Numa noite sem palavras



Depois de muito escrever, um dia viu-se sem palavras. 

Não se assustou. Limitou-se a aceitar a triste condição. 

Fechou as janelas, apagou as luzes e deitou-se no chão. De olhos abertos, fixando a leve penumbra. Quase sem pensar.

Depois fechou os olhos. Sem palavras que acompanhassem a desistência.

E, no entanto, do chão, como que subindo da terra, chegavam-lhe sons, talvez súplicas, talvez preces, talvez apenas silenciosos lamentos. Silenciosos lamentos subindo da terra. Ou, talvez, descendo das estrelas.

Não tentou percebê-los pois bastava-lhe senti-los. Olhos fechados, os braços cruzados sobre os seios nus, um abraço imaginário que, de longe, lhe chegava, um sussurro longínquo que parecia tentar serená-la, a ela, abandonada, sem palavras.

Ouvia uma música mas não sabia se a ouvia, se a sonhava. Alheada, atenta apenas ao silêncio que adivinhava subindo do coração de quem, lá longe, abrindo as mãos, soltava na noite palavras transparentes, generosas como pássaros cantando na suave madrugada.

Mas nada a consolava porque ela estava como que sem vida. 

Tinha ouvido de estradas da morte, de vidas perdidas, de casas queimadas, sabia da cinza que tudo cobria, dos escombros onde as memórias se tinham desfeito, de um homem que sofridamente falava da mulher e das filhas perdidas para o fogo, da avó que quis salvar a neta e com ela se perdeu, sabia de todas essas aflições sem retorno. E, apesar de, nesse momento, lhe parecer que nada mais poderia haver no mundo, impedia as lágrimas, como se as suas lágrimas não fossem dignas da dor alheia, como se não pudesse sofrer por eles, sobretudo porque se sabia cobarde ao não perceber como poderiam aquelas pessoas voltar a viver depois de tamanho sofrimento. As palavras como que tinham sido sugadas por aquela desmesurada inclemência. A compaixão que sentia não era nada face à coragem dos que sabiam continuar de pé. Ela não. Ela caída, exangue, quase sem respirar. As palavras tinham desaparecido e as que, de longe, lhe chegavam em vão tentavam acordá-la. Em vão. Em vão. Um sono pesado parecia abater-se sobre o seu corpo derrotado. Ouvia-se dizer, como se o dissesse sem palavras, apenas com um olhar triste como nunca ninguém o tinha visto: deixa-me chorar.
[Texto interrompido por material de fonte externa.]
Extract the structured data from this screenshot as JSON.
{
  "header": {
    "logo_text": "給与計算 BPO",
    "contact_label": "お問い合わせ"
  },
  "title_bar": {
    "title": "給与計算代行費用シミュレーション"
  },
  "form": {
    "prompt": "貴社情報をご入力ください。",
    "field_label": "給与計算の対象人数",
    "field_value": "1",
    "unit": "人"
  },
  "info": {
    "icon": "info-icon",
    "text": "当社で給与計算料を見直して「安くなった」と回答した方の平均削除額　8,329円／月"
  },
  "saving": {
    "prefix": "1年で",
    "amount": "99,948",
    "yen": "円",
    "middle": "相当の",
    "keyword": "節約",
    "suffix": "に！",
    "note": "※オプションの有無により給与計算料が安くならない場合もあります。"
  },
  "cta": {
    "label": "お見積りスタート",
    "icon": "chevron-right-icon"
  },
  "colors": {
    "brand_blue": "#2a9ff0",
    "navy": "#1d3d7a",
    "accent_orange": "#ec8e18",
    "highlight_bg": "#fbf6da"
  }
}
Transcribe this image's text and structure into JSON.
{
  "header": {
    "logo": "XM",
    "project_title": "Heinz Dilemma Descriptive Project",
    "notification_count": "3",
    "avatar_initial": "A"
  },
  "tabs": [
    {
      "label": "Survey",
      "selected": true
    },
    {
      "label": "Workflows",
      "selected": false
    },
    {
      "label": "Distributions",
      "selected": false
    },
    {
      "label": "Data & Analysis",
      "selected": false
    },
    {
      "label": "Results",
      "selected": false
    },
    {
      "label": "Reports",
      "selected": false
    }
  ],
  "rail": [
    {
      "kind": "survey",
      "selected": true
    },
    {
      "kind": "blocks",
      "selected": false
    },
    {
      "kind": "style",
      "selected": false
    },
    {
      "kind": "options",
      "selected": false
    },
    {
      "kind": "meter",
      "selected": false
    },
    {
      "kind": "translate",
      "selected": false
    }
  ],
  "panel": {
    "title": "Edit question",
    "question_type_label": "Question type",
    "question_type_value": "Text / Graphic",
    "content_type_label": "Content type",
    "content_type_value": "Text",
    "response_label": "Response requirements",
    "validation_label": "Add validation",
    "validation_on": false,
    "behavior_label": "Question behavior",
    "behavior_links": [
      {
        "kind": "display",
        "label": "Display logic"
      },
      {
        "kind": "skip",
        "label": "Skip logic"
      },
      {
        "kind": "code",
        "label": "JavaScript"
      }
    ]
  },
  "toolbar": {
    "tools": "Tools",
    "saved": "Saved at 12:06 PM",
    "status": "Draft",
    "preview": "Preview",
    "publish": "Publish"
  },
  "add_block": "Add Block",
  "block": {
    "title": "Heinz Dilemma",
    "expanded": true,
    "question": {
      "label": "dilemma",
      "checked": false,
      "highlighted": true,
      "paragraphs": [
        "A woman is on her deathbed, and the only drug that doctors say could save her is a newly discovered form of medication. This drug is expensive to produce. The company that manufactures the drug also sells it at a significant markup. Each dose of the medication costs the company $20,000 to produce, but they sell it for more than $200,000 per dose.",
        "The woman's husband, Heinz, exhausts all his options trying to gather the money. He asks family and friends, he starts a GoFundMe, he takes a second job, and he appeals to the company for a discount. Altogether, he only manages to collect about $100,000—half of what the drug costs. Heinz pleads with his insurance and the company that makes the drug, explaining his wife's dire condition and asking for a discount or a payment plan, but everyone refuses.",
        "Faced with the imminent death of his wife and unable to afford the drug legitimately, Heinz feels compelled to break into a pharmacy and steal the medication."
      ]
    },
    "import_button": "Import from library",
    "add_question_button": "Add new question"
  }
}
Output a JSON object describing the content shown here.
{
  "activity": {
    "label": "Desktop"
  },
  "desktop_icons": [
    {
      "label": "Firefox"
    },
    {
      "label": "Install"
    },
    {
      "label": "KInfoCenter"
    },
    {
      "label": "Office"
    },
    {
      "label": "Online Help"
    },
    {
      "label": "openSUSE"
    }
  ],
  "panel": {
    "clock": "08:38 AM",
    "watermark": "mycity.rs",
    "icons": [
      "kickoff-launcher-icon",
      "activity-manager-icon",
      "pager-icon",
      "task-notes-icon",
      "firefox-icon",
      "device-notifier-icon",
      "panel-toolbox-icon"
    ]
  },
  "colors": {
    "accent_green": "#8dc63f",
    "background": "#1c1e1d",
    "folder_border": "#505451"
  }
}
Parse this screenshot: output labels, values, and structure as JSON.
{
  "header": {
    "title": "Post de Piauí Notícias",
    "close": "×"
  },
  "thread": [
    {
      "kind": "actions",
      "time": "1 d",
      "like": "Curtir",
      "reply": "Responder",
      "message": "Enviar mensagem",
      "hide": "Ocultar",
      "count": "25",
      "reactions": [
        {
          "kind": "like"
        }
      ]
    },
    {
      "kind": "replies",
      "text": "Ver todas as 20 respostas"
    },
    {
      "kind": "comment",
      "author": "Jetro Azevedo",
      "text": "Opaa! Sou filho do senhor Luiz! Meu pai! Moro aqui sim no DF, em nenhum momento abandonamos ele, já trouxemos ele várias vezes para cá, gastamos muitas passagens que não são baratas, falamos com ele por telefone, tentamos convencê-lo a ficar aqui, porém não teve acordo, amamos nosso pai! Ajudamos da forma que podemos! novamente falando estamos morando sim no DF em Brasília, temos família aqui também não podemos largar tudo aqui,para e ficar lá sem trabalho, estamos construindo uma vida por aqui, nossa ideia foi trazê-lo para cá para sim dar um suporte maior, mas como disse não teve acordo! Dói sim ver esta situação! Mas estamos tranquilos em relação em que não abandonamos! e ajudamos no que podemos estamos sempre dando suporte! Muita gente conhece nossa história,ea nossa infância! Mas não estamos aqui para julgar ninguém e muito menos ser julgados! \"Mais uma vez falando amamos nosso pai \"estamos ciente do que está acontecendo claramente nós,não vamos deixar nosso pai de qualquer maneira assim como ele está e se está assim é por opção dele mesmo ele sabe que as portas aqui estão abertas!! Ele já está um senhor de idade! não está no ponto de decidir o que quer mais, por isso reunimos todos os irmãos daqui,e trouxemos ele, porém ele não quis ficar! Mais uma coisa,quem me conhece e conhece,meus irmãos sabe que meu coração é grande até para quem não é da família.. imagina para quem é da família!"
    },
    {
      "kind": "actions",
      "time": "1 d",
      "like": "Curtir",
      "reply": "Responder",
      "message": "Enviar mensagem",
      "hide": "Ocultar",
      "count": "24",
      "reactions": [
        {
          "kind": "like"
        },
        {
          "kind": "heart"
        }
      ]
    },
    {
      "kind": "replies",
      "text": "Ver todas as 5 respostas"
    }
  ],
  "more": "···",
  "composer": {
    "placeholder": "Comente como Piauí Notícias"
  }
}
Lascia Ch'io Pianga, ouvia como que num sonho emudecido, perdido entre pesadas nuvens. Lascia Ch'io Pianga. 

E, então, as súplicas pararam, a música estancou, a penumbra escureceu. E, como que perdida num imenso vazio, entre silêncio e sombras, deixou que as lágrimas corressem, sem palavras, inundando a desolada noite.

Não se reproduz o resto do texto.